Good thing there are efforts to try to attack those issues. Watch for one soon — the Puget Sound Health Alliance’s report, the Community Checkup, expected around Jan. 31. The study looks at how well the community is doing in terms of people getting preventive screening and those with chronic conditions, such as diabetes, heart disease or depression, getting the effective care they need. Early detection and careful monitoring can reduce costs later.
Reform is needed, Washington leaders, Republican and Democrat, agree. But they should take care to make sure the solutions have buy-in across party lines and special-interest groups. The governor’s Blue Ribbon Commission on Health Care Costs and Access followed that model, by finding areas of agreement rather than pitting the traditional special-interest groups against each other. In this short session, the governor is dealing a little with cost through the safety angle — helping health-care workers become nurses, increasing provider discipline and standards — although her longer-term goal is to ensure all Washington residents have access to health care.
Today, Senate Health Chairwoman Karen Keiser, D-Kent, is unveiling a sweeping health-care reform bill, called Washington Health Partnership. It’s based on the proposed Healthy Wisconsin program. Wisconsin Senate Majority Leader Jon Erpenbach is in Olympia today to talk about the concept, which would provide universal health care paid for by employers and employees.
Erpenbach claims the plan will save an estimated $1.3 billion per year, by using the buying power of the people of Wisconsin to negotiate drug prices, streamlining administration, and encouraging preventive care. Supported by the governor, the bill passed the Wisconsin Democratic Senate handily but so far hasn’t gained traction in the state’s Republican House.
At the Olympia hearing Thursday, there was a tense dynamic between Keiser and the committee’s ranking Republican member, Cheryl Pflug, a registered nurse with 20 years experience in health care. Keiser cut off Pflug, R-Maple Valley, several times as she pushed to ask questions on the bills stacked up for hearing.
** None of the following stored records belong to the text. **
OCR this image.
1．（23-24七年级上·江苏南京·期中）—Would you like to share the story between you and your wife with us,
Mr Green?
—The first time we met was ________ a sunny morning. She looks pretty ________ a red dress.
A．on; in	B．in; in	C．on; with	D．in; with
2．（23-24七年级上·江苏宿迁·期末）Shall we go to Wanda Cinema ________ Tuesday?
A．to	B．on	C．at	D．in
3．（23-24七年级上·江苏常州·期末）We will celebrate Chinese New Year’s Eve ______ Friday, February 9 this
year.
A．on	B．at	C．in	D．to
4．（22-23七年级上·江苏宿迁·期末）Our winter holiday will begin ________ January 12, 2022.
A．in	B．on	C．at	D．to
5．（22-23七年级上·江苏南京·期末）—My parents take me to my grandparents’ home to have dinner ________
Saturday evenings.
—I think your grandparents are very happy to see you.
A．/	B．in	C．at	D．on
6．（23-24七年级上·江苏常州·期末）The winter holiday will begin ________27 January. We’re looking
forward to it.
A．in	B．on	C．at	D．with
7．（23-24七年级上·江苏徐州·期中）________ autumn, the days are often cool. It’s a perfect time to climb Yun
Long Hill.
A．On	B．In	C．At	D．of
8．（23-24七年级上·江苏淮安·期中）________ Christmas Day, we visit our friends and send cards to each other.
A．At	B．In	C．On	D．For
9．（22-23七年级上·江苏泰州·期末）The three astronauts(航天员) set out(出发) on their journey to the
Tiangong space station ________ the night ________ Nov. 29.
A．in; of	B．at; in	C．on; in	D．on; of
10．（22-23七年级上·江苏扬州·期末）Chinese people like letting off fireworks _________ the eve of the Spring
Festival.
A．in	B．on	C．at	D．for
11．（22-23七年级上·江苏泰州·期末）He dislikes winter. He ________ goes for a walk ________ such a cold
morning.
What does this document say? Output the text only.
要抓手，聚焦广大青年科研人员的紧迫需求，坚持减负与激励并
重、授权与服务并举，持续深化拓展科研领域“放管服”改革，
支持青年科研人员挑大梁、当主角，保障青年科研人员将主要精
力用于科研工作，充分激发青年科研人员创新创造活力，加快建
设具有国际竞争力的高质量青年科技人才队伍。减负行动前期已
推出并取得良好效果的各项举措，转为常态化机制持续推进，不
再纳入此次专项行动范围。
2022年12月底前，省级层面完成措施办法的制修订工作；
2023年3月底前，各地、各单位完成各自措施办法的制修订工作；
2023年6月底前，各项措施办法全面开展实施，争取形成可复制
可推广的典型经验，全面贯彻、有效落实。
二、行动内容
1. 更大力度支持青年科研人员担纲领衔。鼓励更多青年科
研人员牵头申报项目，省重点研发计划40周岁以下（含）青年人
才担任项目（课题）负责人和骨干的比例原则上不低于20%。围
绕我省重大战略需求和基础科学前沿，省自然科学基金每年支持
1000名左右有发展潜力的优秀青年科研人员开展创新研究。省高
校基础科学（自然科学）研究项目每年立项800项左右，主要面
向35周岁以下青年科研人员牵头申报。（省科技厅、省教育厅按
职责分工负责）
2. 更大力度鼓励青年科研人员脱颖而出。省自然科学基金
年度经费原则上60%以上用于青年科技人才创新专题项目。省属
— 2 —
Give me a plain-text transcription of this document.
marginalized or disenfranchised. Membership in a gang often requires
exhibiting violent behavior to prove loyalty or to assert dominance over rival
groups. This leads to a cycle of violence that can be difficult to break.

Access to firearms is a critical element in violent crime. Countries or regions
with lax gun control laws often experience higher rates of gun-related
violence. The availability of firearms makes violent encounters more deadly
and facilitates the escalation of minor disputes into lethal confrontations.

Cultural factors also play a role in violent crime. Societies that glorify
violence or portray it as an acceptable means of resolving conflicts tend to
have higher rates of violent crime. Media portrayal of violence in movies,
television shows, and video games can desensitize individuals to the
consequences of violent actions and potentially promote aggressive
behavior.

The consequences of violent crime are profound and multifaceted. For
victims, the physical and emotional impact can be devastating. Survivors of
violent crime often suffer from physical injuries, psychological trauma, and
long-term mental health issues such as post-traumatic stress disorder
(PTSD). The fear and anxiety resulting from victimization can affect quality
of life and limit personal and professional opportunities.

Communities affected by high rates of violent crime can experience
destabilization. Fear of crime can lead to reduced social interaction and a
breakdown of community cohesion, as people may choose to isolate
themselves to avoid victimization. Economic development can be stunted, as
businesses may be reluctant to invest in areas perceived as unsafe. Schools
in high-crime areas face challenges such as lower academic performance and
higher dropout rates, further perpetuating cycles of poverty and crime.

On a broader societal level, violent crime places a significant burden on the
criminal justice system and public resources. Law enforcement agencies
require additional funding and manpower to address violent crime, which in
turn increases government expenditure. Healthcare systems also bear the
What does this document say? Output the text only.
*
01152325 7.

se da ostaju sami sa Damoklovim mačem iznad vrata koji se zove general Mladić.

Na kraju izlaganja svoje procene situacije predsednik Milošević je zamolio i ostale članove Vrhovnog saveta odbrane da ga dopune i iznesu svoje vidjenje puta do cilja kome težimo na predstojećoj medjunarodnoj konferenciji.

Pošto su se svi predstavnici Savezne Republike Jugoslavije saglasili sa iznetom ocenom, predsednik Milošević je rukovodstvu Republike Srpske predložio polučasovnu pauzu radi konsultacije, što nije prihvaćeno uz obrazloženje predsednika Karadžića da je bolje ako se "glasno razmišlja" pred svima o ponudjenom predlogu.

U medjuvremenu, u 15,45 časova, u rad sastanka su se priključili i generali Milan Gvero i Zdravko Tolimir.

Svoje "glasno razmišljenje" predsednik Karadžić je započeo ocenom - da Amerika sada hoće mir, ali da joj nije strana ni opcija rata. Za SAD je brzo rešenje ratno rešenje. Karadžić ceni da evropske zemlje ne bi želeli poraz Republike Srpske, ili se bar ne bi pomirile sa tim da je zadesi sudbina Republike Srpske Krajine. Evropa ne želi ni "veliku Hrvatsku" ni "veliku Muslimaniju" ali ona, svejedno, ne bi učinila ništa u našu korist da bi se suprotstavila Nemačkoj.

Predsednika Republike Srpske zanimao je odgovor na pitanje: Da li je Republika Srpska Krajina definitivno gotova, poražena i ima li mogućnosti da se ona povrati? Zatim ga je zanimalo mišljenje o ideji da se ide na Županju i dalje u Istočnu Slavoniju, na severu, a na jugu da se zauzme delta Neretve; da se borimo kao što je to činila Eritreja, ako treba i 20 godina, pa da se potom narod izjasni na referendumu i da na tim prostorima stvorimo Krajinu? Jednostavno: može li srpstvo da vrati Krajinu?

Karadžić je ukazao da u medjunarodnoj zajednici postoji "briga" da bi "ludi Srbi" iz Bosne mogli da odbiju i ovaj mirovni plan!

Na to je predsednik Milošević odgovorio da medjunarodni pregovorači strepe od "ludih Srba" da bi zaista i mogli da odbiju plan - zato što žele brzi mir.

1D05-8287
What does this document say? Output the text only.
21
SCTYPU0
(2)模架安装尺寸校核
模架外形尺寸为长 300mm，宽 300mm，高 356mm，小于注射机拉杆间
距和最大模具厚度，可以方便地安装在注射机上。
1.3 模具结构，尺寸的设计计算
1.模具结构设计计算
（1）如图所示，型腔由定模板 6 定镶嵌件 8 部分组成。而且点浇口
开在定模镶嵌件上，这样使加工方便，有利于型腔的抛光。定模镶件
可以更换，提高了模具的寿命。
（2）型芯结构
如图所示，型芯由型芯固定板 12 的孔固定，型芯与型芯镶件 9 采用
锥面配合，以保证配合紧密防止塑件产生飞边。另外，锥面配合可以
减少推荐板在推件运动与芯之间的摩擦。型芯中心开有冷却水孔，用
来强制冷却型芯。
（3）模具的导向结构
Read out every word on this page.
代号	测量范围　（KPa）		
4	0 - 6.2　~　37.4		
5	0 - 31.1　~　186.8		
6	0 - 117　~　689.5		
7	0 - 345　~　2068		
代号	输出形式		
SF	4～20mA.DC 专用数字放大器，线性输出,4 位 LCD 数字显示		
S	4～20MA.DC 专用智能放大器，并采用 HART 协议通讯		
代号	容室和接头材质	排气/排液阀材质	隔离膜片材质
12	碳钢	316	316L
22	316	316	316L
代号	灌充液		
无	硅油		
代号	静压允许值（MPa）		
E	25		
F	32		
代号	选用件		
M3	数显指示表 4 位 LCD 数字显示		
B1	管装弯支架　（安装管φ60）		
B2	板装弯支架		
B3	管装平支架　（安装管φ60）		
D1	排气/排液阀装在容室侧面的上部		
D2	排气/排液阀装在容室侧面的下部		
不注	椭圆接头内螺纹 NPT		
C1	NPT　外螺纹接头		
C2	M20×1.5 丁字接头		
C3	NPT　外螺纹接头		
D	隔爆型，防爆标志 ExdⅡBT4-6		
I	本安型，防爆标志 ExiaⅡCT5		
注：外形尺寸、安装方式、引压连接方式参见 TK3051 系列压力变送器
Solving the challenges of access and affordability in health care is a monumental task requiring bipartisan effort. Remember the state’s Democrat-controlled reform in the early 1990s that was promptly excised when the Republicans won control in 1994? To stick, such sweeping changes require a thorough examination and earnest, nonpartisan efforts to seek agreement.
As for Dr. Harvey, she’s just trying to help her young patients be healthy, with sensitivity to their parents’ wallets. And that, she says, is getting harder to do.